Ao contrário de Huffman e seu próprio bolso, a Proposição 22 criaria um conjunto inferior de proteções trabalhistas para uma classe de trabalhadores que é uma maioria da minoria. “Por que queremos bicos para pessoas não brancas que pagam menos que recebem os brancos?”, pergunta Dubal. “Códigos e classificações salariais diferenciadas para pessoas não brancas e imigrantes são exatamente o que os democratas do sul defenderam durante o New Deal, quando queriam manter os trabalhadores agrícolas reprimidos e argumentaram que eles não deveriam ter acesso ao salário mínimo”.
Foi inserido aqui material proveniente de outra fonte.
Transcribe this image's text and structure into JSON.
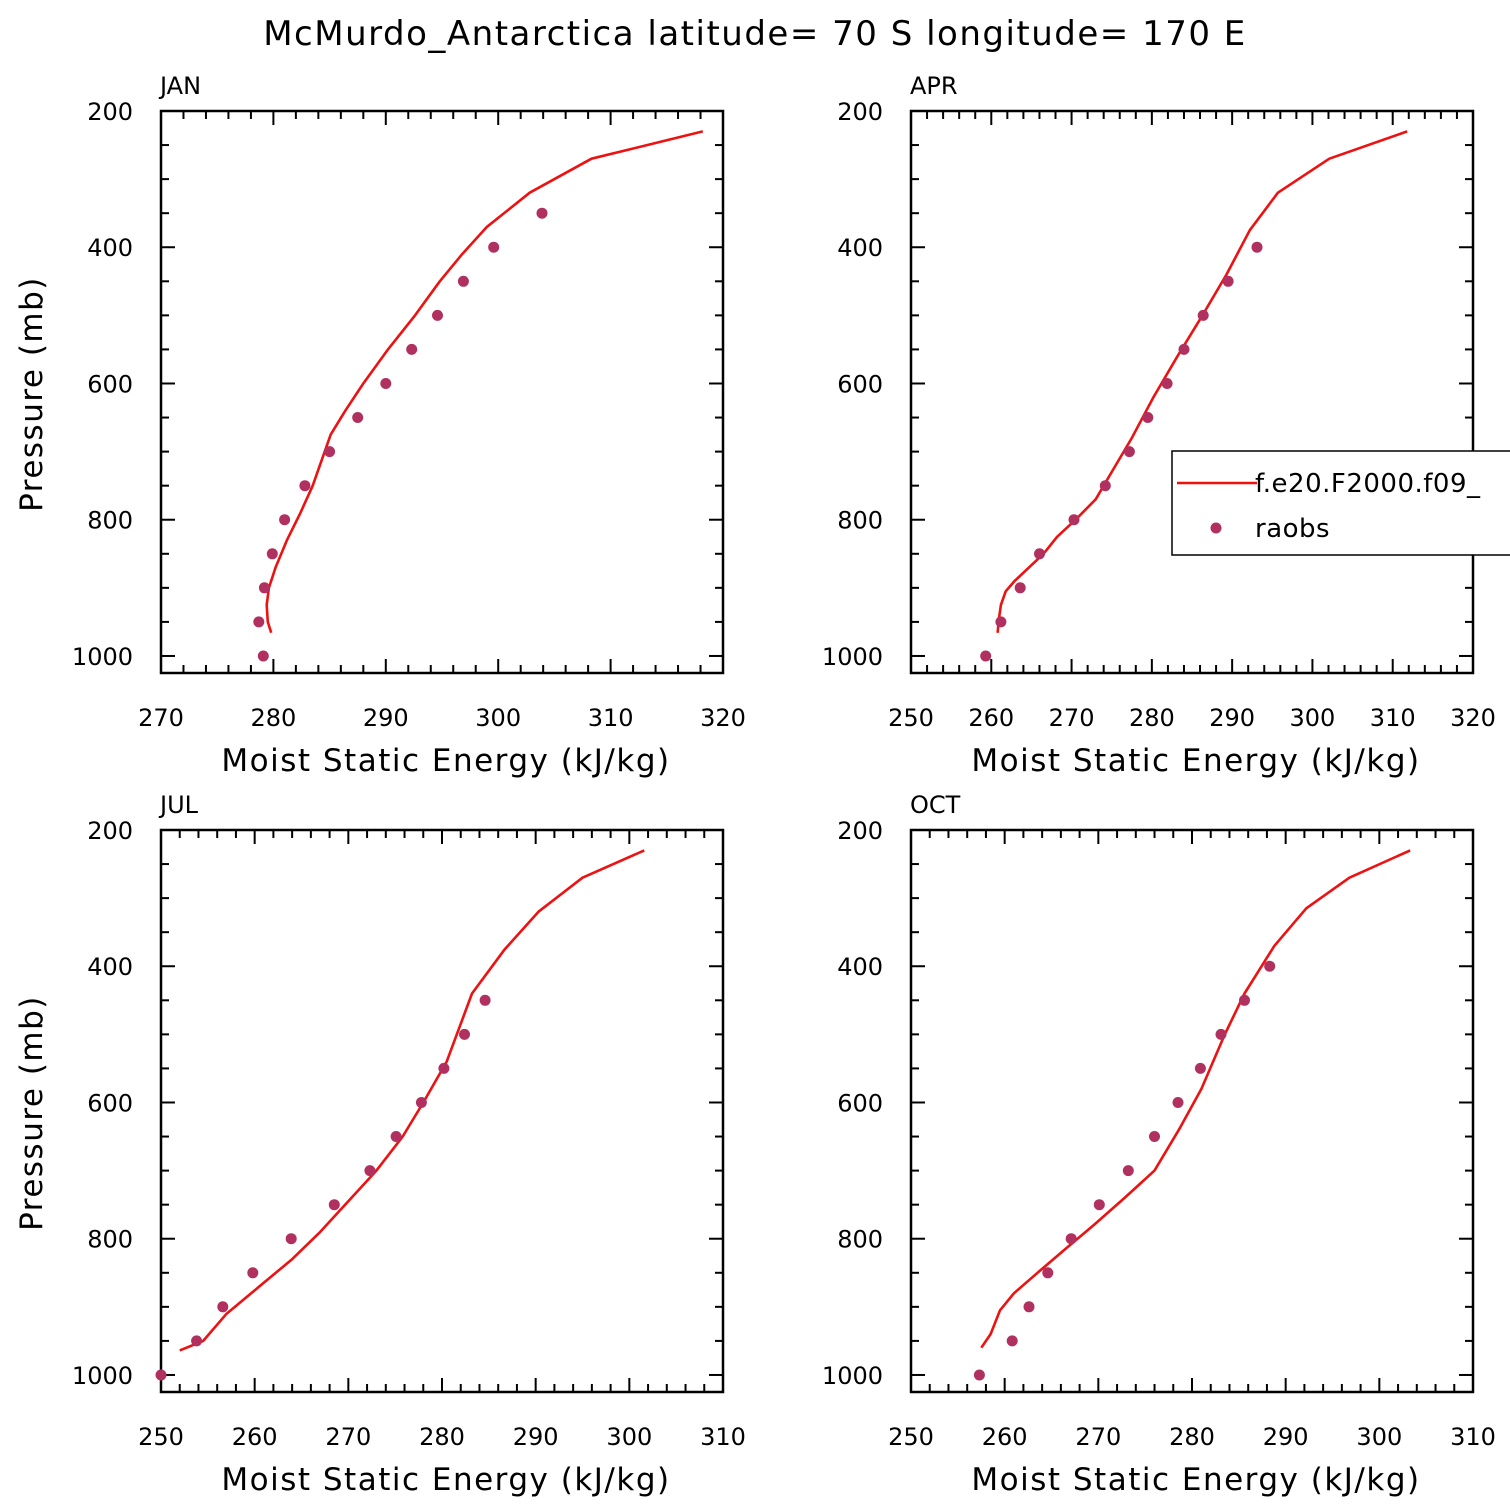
{
  "figure_title": "McMurdo_Antarctica  latitude= 70 S longitude= 170 E",
  "colors": {
    "model": "#ee1111",
    "obs": "#b03060",
    "axis": "#000000"
  },
  "legend": {
    "model_label": "f.e20.F2000.f09_",
    "obs_label": "raobs",
    "placement": "right-middle (APR panel)"
  },
  "chart_data": [
    {
      "type": "line",
      "panel": "JAN",
      "title": "JAN",
      "xlabel": "Moist Static Energy (kJ/kg)",
      "ylabel": "Pressure (mb)",
      "xlim": [
        270,
        320
      ],
      "ylim": [
        1025,
        200
      ],
      "xticks": [
        270,
        280,
        290,
        300,
        310,
        320
      ],
      "yticks": [
        200,
        400,
        600,
        800,
        1000
      ],
      "series": [
        {
          "name": "f.e20.F2000.f09_",
          "kind": "line",
          "x": [
            279.8,
            279.5,
            279.4,
            279.6,
            280.2,
            281.2,
            282.4,
            283.5,
            285.1,
            286.4,
            288.0,
            290.2,
            292.6,
            294.8,
            296.8,
            299.0,
            302.8,
            308.3,
            318.2
          ],
          "y": [
            966,
            950,
            925,
            900,
            870,
            830,
            790,
            750,
            675,
            640,
            600,
            550,
            500,
            450,
            410,
            370,
            320,
            270,
            230
          ]
        },
        {
          "name": "raobs",
          "kind": "scatter",
          "x": [
            279.1,
            278.7,
            279.2,
            279.9,
            281.0,
            282.8,
            285.0,
            287.5,
            290.0,
            292.3,
            294.6,
            296.9,
            299.6,
            303.9
          ],
          "y": [
            1000,
            950,
            900,
            850,
            800,
            750,
            700,
            650,
            600,
            550,
            500,
            450,
            400,
            350
          ]
        }
      ]
    },
    {
      "type": "line",
      "panel": "APR",
      "title": "APR",
      "xlabel": "Moist Static Energy (kJ/kg)",
      "ylabel": "",
      "xlim": [
        250,
        320
      ],
      "ylim": [
        1025,
        200
      ],
      "xticks": [
        250,
        260,
        270,
        280,
        290,
        300,
        310,
        320
      ],
      "yticks": [
        200,
        400,
        600,
        800,
        1000
      ],
      "series": [
        {
          "name": "f.e20.F2000.f09_",
          "kind": "line",
          "x": [
            260.8,
            260.9,
            261.2,
            261.8,
            262.9,
            264.7,
            266.5,
            268.2,
            270.5,
            273.0,
            275.0,
            277.5,
            280.2,
            283.2,
            286.3,
            289.3,
            292.2,
            295.7,
            302.1,
            311.8
          ],
          "y": [
            966,
            950,
            925,
            905,
            890,
            870,
            850,
            825,
            800,
            770,
            730,
            680,
            620,
            560,
            500,
            440,
            375,
            320,
            270,
            230
          ]
        },
        {
          "name": "raobs",
          "kind": "scatter",
          "x": [
            259.3,
            261.2,
            263.6,
            266.0,
            270.3,
            274.2,
            277.2,
            279.5,
            281.9,
            284.0,
            286.4,
            289.5,
            293.1
          ],
          "y": [
            1000,
            950,
            900,
            850,
            800,
            750,
            700,
            650,
            600,
            550,
            500,
            450,
            400
          ]
        }
      ]
    },
    {
      "type": "line",
      "panel": "JUL",
      "title": "JUL",
      "xlabel": "Moist Static Energy (kJ/kg)",
      "ylabel": "Pressure (mb)",
      "xlim": [
        250,
        310
      ],
      "ylim": [
        1025,
        200
      ],
      "xticks": [
        250,
        260,
        270,
        280,
        290,
        300,
        310
      ],
      "yticks": [
        200,
        400,
        600,
        800,
        1000
      ],
      "series": [
        {
          "name": "f.e20.F2000.f09_",
          "kind": "line",
          "x": [
            252.0,
            254.5,
            257.0,
            260.5,
            264.0,
            267.0,
            270.0,
            273.0,
            275.8,
            278.0,
            280.5,
            283.2,
            286.7,
            290.3,
            295.0,
            301.6
          ],
          "y": [
            964,
            950,
            910,
            870,
            830,
            790,
            745,
            700,
            650,
            600,
            540,
            440,
            375,
            320,
            270,
            230
          ]
        },
        {
          "name": "raobs",
          "kind": "scatter",
          "x": [
            250.0,
            253.8,
            256.6,
            259.8,
            263.9,
            268.5,
            272.3,
            275.1,
            277.8,
            280.2,
            282.4,
            284.6
          ],
          "y": [
            1000,
            950,
            900,
            850,
            800,
            750,
            700,
            650,
            600,
            550,
            500,
            450
          ]
        }
      ]
    },
    {
      "type": "line",
      "panel": "OCT",
      "title": "OCT",
      "xlabel": "Moist Static Energy (kJ/kg)",
      "ylabel": "",
      "xlim": [
        250,
        310
      ],
      "ylim": [
        1025,
        200
      ],
      "xticks": [
        250,
        260,
        270,
        280,
        290,
        300,
        310
      ],
      "yticks": [
        200,
        400,
        600,
        800,
        1000
      ],
      "series": [
        {
          "name": "f.e20.F2000.f09_",
          "kind": "line",
          "x": [
            257.5,
            258.5,
            259.5,
            261.0,
            263.5,
            266.5,
            269.5,
            272.8,
            276.0,
            278.6,
            281.0,
            283.5,
            285.6,
            288.8,
            292.2,
            296.8,
            303.3
          ],
          "y": [
            960,
            940,
            905,
            880,
            850,
            815,
            780,
            740,
            700,
            640,
            580,
            500,
            440,
            370,
            315,
            270,
            230
          ]
        },
        {
          "name": "raobs",
          "kind": "scatter",
          "x": [
            257.3,
            260.8,
            262.6,
            264.6,
            267.1,
            270.1,
            273.2,
            276.0,
            278.5,
            280.9,
            283.1,
            285.6,
            288.3
          ],
          "y": [
            1000,
            950,
            900,
            850,
            800,
            750,
            700,
            650,
            600,
            550,
            500,
            450,
            400
          ]
        }
      ]
    }
  ]
}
Onde, alguém pode se perguntar, está o trabalho organizado em tudo isso? Os irrisórios $ 10 milhões que o “No on 22” conseguiu arrecadar vieram em grande parte dos sindicatos. Mas a mão de obra organizada foi extremamente atingida pela pandemia, com sua onda concomitante de demissões, que simultaneamente impulsionou o compartilhamento de viagens e, particularmente, as empresas de entrega, que viram o uso aumentar com a limitação das pessoas de fazer compras e ir a restaurantes com conforto.
Os democratas nacionais, incluindo Joe Biden, Kamala Harris e Elizabeth Warren, se opuseram à Proposição 22, mas não foram especialmente enfáticos sobre o assunto. Isso é um tanto compreensível, uma vez que a votação na Califórnia tem um perfil inferior ao da eleição presidencial. Mas os democratas da era Obama assumiram cargos de alto escalão em várias empresas de aplicativos. Tony West, que serviu por cinco anos e meio no Departamento de Justiça de Obama e já esteve em seu terceiro posto mais alto, é cunhado de Kamala Harris e é o diretor jurídico do Uber. O ex-conselheiro sênior de Obama, Valerie Jarrett, está no conselho da Lyft.
Isso é o restabelecimento de uma crise intrapartidária que ocorreu há pouco mais de um ano, quando o AB-5, o projeto de lei que conferia status de empregado a trabalhadores de cargueiro e outros contratados independentes, estava sendo considerado na legislatura estadual. Alguém poderia pensar que sua aprovação teria resolvido a questão, mas as empresas de condução de passageiros responderam primeiro ameaçando deixar o estado inteiramente em uma greve de capital, uma medida que é ilegal na maioria dos países. Enquanto isso, essas empresas prometeram dinheiro recorde para contornar a lei com uma medida eleitoral, o que significa que agora tudo está em jogo na contagem dos votos em novembro.
De alguma forma, apesar do enorme desequilíbrio financeiro, as pesquisas ainda mostram que a corrida está relativamente acirrada, embora “No on 22” esteja atrás. Mas se a Proposição 22 for aprovada, terá um impacto mais profundo sobre o trabalho do que a eleição de Joe Biden, que fez da expansão da densidade sindical uma das prioridades de sua plataforma, ou mesmo uma vitória democrata na Câmara, no Senado e na presidência. Pode até ter um impacto mais profundo sobre o trabalho organizado do que uma nomeação de Amy Coney Barrett para a Suprema Corte. Com a ida da leal democrata Califórnia, também irá o país.
Alexandre Sammon é jornalista e contribui para o The American Prospect.